Lords Reject “Rights for Shares” by Increased Majority
With an majority that’s grown by 15 – from 54 on 20 March, to 69 votes on 22 April 2013 – the government have once again lost a crucial vote in the House of Lords, their new status of “Employee Shareholder” (or “employment rights for shares”) defeated for the second time in the upper chamber today.
The Growth and Infrastructure Bill will now return to the Commons for parliamentary ping-pong, where two new amendments have been tabled in support of the clause. Amendments tabled will reportedly provide written details of any proposed scheme, and a seven-day “cooling-off” period.
Given the broad range of opponents to the proposals, and the small majority of 38 secured in the last Commons vote, unless an amendment is introduced that actually addresses some of the concerns raised by peers, the government may now struggle to get this legislation introduced into law, a humbling u-turn looking more likely – or in practice, withdrawing the clause for now with a(n empty) promise to reintroduce the legislation in a future parliamentary session… following which it could be quietly (many, including 260 peers, say sensibly) forgotten.

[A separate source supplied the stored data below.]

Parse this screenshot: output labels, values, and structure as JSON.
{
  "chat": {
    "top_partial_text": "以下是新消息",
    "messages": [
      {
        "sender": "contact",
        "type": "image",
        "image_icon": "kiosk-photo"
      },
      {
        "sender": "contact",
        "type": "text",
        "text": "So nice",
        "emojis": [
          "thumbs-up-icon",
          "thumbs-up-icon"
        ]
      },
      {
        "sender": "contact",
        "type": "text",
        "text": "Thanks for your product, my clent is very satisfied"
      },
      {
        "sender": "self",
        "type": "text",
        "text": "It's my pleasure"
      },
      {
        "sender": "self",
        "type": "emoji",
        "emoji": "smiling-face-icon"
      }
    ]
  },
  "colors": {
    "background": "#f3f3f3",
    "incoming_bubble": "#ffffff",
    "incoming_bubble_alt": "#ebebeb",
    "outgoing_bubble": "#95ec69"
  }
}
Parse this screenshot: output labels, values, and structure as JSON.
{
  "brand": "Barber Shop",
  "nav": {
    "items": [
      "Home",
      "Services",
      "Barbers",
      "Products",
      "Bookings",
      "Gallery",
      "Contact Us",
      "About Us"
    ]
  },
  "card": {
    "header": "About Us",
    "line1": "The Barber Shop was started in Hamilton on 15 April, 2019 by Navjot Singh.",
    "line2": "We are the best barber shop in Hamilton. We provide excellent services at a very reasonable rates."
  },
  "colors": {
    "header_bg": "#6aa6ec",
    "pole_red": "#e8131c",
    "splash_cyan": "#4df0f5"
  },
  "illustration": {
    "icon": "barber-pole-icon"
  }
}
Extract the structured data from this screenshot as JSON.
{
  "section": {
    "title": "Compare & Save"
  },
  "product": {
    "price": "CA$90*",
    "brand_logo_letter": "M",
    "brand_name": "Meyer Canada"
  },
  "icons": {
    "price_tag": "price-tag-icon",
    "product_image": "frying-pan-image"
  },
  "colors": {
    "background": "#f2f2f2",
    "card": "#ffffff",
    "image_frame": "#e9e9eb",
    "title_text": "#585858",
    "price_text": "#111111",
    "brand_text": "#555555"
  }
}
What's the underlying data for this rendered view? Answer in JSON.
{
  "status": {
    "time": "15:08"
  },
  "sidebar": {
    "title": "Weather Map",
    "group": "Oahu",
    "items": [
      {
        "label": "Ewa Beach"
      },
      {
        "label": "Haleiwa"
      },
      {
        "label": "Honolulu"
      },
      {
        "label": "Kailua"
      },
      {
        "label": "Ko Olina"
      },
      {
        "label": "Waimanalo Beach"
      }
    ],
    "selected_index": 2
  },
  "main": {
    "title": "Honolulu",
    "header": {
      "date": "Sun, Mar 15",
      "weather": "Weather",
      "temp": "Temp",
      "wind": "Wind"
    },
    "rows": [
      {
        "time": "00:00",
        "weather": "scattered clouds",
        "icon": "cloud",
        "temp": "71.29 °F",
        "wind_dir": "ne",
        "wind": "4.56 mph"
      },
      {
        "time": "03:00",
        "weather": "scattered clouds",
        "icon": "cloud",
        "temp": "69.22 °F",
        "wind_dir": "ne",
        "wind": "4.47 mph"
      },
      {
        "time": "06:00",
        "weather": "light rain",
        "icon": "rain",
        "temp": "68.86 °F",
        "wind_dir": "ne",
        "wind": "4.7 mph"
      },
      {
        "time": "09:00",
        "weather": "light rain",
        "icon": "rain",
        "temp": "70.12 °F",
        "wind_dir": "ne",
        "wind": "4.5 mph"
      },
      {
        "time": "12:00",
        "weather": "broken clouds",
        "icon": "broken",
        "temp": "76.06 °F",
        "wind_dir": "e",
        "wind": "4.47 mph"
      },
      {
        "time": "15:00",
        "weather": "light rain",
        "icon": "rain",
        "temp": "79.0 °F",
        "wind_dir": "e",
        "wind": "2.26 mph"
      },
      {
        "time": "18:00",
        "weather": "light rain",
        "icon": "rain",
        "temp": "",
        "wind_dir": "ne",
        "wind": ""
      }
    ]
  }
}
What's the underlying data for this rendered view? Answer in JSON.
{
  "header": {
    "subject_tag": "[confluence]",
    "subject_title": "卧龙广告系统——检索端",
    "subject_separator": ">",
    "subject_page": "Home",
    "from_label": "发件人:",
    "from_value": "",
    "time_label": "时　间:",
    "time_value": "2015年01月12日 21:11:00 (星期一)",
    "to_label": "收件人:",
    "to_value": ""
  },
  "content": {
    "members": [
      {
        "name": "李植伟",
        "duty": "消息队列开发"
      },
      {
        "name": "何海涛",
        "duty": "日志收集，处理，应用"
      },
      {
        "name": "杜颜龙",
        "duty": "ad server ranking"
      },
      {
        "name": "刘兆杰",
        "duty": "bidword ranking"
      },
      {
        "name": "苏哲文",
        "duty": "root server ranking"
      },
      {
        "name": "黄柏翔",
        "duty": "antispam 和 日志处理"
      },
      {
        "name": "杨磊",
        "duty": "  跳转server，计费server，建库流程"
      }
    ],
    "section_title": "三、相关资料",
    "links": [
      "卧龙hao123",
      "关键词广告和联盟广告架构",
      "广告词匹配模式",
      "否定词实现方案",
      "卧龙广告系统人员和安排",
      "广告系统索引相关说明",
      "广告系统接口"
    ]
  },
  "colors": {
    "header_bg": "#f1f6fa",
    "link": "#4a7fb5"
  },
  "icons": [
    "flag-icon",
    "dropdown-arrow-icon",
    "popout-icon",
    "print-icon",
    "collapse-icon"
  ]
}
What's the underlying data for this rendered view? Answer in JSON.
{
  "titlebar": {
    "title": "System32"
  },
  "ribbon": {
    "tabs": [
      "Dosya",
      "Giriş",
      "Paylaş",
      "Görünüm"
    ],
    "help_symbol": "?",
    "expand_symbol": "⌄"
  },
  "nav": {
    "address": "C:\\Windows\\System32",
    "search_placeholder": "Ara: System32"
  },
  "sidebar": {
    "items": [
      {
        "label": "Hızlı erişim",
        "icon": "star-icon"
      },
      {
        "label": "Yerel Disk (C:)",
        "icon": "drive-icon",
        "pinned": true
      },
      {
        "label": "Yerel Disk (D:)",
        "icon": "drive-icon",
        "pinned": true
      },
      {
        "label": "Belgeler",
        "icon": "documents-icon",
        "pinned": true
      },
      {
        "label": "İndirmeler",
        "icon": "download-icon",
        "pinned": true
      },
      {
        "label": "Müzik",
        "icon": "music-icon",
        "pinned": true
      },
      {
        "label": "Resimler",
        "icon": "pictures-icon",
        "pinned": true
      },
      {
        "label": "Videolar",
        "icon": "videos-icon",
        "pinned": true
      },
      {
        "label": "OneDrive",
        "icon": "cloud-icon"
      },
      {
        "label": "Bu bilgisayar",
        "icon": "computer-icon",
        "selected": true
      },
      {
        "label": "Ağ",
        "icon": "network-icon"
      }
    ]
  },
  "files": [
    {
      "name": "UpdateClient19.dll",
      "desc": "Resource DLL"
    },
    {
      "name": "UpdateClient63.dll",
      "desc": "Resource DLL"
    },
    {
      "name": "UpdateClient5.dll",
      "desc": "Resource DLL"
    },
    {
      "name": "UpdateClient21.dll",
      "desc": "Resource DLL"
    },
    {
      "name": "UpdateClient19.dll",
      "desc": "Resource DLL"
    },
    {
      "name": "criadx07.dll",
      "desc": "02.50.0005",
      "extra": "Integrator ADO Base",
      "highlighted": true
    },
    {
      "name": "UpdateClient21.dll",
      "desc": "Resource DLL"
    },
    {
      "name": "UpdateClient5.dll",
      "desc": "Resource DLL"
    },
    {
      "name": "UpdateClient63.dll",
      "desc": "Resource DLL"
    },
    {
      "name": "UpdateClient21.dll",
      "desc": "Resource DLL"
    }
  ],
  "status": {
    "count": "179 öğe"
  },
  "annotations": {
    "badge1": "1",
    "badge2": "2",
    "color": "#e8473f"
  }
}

Rights Surrendered/Compensating Benefits for Employee Shareholders
The status of “Employee Shareholder”, an idea first floated by the Chancellor at the Conservative Party Conference last year, would give employees shares of between £2,000 and £50,000 exempt from Capital Gains tax. In return, the employees would have to sacrifice their rights to redundancy pay, protection from unfair dismissal, the right to request flexible working, and increase the notice required to take maternity leave – but with the latest amendments, have seven days to reflect on their decision.